Barber was very good at what he did; he was a fine verger. It’s a very repetitive task. You look like you’re doing the exact same thing Sunday after Sunday, and, in fact, you are. But that’s because the liturgy, which the verger serves, is the same way. It’s repetitive. We come together Sunday after Sunday, holy day after holy day, and do pretty much the same thing. We say pretty much the same words, we sing pretty much the same songs, we go through pretty much the same motions. We take bread and wine, and we offer them to God as a surrogate for our very selves, and we receive the gifts we have given to God as gifts from God, now become God’s very own life in the form of the broken Body and poured out Blood of his Son Jesus. We do this over and over again because repetition forms us. It meets us where we are and leads us to where we need to be … just like a verger. Many in this church today were blessed to have Barber Potts assist us—leading, guiding, pointing—in the roles we fill in the worship of the Triune God. Perhaps we could be forgiven if we allowed ourselves a little bit of adventurous theological speculation, to the effect that, among the ranks of angels and archangels and all the company of heaven, there might be something akin to a Verger’s Guild, one of whose members has been assigned the task of meeting God’s servant Barber, baptized child of God, and, with a bow of the head and the wave of a virge, leading him into the deeper and nearer and clearer presence of the One who has known him and loved him since before he was conceived.

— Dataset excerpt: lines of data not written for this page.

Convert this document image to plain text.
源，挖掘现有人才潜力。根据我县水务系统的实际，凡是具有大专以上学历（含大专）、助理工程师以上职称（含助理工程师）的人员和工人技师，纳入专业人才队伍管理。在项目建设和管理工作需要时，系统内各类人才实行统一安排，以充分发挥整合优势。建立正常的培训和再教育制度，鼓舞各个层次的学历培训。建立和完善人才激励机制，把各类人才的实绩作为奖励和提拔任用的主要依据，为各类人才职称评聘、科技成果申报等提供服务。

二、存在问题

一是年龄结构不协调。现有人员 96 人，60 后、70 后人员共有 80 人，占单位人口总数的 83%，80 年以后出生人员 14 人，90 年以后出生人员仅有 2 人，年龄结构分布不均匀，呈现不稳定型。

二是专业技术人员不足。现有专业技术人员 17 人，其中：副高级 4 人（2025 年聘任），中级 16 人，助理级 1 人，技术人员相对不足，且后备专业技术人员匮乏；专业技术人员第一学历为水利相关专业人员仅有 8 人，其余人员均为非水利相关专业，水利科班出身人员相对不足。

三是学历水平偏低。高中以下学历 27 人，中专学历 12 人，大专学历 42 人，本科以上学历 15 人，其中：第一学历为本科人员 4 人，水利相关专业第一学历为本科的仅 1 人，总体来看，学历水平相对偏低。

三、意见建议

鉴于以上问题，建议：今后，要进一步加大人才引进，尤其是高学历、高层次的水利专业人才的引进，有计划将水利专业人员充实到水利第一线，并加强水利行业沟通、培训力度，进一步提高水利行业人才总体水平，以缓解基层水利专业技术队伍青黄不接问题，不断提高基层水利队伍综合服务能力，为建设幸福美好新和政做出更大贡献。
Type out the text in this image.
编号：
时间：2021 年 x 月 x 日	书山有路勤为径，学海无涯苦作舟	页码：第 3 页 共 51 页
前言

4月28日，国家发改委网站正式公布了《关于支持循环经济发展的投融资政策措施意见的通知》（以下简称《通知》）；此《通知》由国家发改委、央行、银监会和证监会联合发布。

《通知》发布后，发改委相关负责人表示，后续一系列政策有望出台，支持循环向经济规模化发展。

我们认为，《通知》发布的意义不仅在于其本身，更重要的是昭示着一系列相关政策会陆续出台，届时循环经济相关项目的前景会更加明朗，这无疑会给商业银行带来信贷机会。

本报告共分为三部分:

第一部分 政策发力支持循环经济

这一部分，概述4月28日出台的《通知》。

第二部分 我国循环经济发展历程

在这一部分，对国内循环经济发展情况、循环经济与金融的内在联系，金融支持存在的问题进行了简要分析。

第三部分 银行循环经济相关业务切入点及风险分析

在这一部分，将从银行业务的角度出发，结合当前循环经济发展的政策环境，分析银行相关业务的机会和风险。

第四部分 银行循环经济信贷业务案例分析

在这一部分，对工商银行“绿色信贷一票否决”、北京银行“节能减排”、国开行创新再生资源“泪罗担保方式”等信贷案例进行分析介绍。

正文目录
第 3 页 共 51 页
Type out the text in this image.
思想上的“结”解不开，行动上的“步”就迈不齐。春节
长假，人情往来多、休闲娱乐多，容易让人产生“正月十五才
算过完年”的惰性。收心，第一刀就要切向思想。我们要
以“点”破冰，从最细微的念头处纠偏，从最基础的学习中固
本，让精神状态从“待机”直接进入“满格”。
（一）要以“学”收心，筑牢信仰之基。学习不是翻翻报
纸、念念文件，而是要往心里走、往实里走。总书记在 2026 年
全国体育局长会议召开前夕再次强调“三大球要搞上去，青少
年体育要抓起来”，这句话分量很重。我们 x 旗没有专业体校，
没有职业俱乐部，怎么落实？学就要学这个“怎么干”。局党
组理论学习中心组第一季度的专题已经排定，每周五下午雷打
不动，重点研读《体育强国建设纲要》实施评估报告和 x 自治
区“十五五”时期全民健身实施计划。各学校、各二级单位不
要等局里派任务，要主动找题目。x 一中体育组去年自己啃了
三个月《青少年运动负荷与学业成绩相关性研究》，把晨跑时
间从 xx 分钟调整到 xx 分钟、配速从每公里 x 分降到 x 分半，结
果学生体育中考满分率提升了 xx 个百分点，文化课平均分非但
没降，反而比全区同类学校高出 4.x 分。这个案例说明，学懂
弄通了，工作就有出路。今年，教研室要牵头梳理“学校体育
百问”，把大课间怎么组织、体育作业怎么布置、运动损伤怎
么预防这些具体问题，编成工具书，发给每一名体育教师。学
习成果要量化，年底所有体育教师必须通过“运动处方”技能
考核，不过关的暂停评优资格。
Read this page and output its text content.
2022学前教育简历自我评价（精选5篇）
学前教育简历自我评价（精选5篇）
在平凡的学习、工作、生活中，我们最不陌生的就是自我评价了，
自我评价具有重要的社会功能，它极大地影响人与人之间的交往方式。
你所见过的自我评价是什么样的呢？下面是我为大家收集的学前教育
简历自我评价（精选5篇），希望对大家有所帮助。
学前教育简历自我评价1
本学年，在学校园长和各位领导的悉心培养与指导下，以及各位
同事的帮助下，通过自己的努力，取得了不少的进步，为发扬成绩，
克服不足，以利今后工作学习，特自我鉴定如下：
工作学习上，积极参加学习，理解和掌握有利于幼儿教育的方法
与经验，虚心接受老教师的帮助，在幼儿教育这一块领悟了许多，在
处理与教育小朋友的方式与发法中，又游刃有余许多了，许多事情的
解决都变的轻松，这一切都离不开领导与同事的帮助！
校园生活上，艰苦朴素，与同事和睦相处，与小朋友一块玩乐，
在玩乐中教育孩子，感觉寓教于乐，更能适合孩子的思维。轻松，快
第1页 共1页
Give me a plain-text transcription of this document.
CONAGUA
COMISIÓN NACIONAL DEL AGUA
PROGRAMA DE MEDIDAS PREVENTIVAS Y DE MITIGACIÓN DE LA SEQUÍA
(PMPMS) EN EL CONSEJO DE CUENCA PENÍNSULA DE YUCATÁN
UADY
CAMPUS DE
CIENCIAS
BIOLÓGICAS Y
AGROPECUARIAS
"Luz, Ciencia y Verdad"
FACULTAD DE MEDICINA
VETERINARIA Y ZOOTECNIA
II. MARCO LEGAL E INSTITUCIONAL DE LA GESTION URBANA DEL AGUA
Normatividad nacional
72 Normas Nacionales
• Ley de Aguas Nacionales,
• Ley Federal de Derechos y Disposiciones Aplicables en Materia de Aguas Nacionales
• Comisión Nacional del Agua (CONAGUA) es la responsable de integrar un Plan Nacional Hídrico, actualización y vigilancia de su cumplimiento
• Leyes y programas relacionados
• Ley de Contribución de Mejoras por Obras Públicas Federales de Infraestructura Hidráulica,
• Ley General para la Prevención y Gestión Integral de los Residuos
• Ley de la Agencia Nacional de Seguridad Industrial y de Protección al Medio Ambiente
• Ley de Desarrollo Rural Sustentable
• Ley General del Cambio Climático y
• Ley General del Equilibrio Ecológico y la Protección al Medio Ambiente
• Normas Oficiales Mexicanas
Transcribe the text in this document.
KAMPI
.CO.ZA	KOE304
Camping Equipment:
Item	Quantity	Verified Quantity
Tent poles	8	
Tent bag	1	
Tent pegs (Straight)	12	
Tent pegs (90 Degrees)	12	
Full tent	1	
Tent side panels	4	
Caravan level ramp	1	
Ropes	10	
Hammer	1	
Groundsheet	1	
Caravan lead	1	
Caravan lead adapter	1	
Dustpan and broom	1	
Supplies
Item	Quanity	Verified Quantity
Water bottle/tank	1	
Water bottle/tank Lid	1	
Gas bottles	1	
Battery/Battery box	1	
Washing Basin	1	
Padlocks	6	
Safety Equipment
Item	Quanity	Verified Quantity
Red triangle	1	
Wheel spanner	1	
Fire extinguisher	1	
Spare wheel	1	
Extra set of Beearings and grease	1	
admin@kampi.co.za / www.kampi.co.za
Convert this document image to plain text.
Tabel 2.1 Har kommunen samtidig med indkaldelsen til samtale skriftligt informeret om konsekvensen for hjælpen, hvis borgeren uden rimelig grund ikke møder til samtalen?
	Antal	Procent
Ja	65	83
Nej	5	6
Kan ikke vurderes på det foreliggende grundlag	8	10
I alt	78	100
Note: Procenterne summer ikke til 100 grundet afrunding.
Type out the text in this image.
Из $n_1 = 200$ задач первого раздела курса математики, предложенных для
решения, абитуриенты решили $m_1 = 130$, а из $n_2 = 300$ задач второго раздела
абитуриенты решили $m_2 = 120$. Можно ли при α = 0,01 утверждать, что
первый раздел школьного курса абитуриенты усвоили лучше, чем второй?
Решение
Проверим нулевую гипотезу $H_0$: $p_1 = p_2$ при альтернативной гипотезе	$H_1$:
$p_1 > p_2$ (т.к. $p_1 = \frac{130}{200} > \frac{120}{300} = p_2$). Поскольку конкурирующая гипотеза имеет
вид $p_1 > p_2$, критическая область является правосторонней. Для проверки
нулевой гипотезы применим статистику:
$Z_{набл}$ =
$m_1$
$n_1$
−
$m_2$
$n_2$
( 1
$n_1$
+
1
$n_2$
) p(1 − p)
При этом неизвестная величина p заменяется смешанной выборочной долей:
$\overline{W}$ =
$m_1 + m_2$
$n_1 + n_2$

… which leads me to also observe that this is a day, this is an occasion, that we have seen coming for a long, long time. Even before being diagnosed with that awful disease of cancer—truly a sign of a fallen world if there ever was one—even before Barber knew he had cancer, he knew he was dying. We all know that about ourselves. We all will walk where Barber has walked, and hope to be greeted by a celestial verger who will point to where we need to be and get us ready for what we need to do. And this is why, at the funeral of a Christian, there is properly the celebration of the Holy Eucharist, the Mass, the Lord’s Supper, the Divine Liturgy. In what we are about to do around this altar, time and space are transcended. Now becomes then, and then becomes now. Here becomes there, and there become here. Heaven comes down to earth, and earth is caught up into heaven. That which Barber’s ministry helped train us for suddenly becomes more relevant than we could have ever imagined, because when we kneel at this rail and stretch forth our hands to receive Holy Communion, we are stretching forth our hands into the courts of heaven itself. As we are fed from the Bread of Heaven and the Cup of Salvation, Barber is there beside us, being fed from the same food from the same heavenly banquet table. Every time we come to the sacrament, we experience Holy Communion not only with our Lord and Savior, not only with the Head of the Body, but also with all the members of the Body, both those who are alive with us in this world, and those who have gone before us marked with the sign of the cross. We share holy communion with Barber, and the other members of Christ’s Body whom we love but see no more. If I may be so presumptuous as to borrow language from St Paul, “Therefore comfort one another with these words.” Alleluia and Amen.